Le rispose lui, ed Elena restò di sasso di fronte a quella reazione. Sembrava così tranquillo, come se fosse una situazione totalmente normale.
"Tu...hai le chiavi di casa mia, ti fai trovare qui come se niente fosse dicendomi di essere il fratello di un uomo che conosco da cinque anni. E ti sembra tutto okay? Una cosa sulla quale scherzare? Per quanto mi riguarda potrei chiamare la polizia."
"Innanzi tutto questa è anche casa mia, perciò vacci piano, va bene?" Alzò un braccio e le fece tintinnare un mazzo di chiavi proprio sotto al naso. "E poi, se lui non te ne ha mai parlato, che colpa vuoi che ne abbia io?"
"Non ti credo." Elena incrociò le braccia sotto il seno e fece un passo indietro, si disse che non poteva essere vero, che quell'uomo doveva essere un pazzo. Ma cosa aveva fatto di male? Perché in quei giorni il mondo aveva deciso di prendersi gioco di lei?
"Va bene, va bene, mi hai scoperto: non è vero che non ne so nulla. Io vivo a New York da molto tempo, e non sento Stefan da altrettanto. Non siamo legati. Va meglio ora?"
"No, affatto. Perché dovrei fidarmi?"
"Questo aiuterebbe?"
Le mostrò la sua mano destra, e lei schiuse la bocca di qualche centimetro. Portava un anello, un anello blu, un lapislazzulo, come quello di Stefan, l'unica differenza stava nella lettera incisa alla centro, che per lui era una D.
"È uno stemma di famiglia. Mi credi, adesso?"E lei gli aveva creduto. Forse come una perfetta idiota, ma si era detta che oggetti di quel tipo non si rimediavano ovunque, e se quel Damon ne aveva uno, qualcosa doveva pur voler dire.
Così lui in quel momento si trovava in quella che diceva di essere la sua stanza, a pochi metri da lei, e questo non la faceva sentire per niente bene. Come aveva potuto permetterglielo? Posò la tazza nel lavandino e si fiondò a passo spedito verso le scale, salì al piano di sopra e spalancò la porta senza bussare, perché diamine, non avrebbe bussato in casa sua.

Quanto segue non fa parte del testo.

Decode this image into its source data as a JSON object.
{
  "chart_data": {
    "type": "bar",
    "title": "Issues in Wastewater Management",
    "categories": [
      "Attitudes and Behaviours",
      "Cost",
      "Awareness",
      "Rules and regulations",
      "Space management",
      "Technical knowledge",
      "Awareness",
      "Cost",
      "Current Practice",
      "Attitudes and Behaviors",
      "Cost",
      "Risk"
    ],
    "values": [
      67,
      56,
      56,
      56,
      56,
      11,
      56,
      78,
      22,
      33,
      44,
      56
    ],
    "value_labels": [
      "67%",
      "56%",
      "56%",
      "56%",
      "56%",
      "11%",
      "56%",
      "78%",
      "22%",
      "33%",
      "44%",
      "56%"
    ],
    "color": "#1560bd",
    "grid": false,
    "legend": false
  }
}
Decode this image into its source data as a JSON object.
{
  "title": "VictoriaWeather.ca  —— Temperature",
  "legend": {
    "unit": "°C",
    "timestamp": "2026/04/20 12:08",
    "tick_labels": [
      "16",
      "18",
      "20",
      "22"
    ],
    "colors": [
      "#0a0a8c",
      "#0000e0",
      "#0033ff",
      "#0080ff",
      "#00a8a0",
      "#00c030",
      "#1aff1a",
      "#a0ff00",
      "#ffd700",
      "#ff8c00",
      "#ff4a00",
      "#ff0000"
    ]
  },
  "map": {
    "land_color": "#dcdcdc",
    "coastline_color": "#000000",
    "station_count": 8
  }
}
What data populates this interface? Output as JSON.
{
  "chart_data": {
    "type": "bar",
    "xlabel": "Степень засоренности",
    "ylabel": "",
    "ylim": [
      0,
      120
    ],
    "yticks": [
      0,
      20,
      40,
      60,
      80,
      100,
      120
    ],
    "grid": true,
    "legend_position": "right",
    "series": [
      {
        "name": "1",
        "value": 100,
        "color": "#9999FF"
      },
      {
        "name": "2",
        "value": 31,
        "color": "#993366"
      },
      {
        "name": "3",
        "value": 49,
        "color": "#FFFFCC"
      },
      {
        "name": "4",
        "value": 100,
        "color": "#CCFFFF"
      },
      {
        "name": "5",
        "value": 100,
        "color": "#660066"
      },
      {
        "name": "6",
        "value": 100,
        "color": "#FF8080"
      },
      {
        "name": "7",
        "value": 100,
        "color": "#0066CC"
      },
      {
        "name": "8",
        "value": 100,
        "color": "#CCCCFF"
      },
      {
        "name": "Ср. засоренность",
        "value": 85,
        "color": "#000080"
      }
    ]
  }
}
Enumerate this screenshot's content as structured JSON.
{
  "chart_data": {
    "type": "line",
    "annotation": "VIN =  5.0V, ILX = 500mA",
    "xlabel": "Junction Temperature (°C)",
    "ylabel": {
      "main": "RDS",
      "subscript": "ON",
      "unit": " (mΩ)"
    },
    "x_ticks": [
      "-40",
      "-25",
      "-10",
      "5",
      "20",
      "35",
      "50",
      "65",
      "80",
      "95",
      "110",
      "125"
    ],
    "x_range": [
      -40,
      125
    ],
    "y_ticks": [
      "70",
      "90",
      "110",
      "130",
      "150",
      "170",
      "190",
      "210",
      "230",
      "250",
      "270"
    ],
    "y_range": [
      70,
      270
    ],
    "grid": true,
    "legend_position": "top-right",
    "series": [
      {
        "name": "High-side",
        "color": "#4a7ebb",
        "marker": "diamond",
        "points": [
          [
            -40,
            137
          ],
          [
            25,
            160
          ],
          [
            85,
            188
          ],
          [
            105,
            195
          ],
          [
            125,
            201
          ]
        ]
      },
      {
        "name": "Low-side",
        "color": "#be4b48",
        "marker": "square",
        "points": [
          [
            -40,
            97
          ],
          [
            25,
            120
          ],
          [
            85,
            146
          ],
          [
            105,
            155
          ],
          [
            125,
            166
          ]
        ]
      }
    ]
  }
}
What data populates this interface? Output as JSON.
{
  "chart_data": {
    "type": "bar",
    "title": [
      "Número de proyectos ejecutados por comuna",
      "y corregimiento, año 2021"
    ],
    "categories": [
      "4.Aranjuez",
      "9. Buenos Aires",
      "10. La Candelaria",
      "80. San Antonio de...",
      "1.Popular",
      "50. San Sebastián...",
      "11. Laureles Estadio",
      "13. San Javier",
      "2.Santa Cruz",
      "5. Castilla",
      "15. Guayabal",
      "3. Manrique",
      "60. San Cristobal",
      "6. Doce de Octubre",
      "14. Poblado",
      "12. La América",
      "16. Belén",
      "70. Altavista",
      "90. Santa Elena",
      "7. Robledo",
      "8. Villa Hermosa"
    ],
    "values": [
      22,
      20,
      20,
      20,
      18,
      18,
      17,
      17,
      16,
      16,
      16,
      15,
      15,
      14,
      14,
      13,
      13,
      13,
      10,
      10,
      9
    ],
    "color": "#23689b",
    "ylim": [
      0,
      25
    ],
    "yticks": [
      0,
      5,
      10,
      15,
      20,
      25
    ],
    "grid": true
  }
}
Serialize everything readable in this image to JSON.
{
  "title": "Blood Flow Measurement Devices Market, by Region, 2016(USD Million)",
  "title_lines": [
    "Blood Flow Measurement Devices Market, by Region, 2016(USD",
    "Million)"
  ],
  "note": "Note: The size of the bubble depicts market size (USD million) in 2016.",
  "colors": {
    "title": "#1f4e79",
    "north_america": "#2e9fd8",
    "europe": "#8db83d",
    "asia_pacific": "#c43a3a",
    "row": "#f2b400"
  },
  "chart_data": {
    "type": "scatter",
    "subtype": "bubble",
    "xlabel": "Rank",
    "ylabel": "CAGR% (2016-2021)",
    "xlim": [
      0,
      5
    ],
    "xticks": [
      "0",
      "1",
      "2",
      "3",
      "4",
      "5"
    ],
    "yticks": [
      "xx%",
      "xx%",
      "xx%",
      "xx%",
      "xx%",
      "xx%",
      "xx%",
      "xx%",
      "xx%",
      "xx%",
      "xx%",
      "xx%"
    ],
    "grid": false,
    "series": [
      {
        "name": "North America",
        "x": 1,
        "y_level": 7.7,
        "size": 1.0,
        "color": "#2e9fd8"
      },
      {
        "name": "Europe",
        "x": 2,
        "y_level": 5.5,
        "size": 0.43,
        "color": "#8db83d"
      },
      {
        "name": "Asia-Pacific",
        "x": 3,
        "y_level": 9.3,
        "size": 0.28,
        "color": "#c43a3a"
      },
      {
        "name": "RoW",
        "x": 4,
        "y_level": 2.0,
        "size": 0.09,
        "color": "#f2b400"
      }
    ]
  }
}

"Devi spiegarmi." Disse, decisa. Lui si voltò, con la federa del cuscino che stava sistemando tra le mani, e un'espressione interrogativa. Elena si concesse di guardarlo meglio, di cercare di notare qualche somiglianza tra lui e Stefan, ma non ci riuscì. Gli occhi intensi e profondi del suo ragazzo non avevano niente a che fare con quelli cristallini che la stavano fissando, e il ciuffo che ricadeva sulla fronte di quello sconosciuto era troppo scuro, troppo ribelle, per assomigliare alla capigliatura sempre impeccabile di Stefan. I lineamenti di Damon sembravano essere più marcati, la mascella più pronunciata, le gambe un tantino meno lunghe, le labbra più delineate. Era così diverso.
"Scusami?"
"Ho detto che voglio spiegazioni." Ripeté lei. "Io non posso dormire sapendo che un perfetto sconosciuto sta a pochi passi di me, è impensabile e inquietante, chiaro? Perciò parla, oppure, ti prego, ti prego, vattene. È già tutto abbastanza difficile."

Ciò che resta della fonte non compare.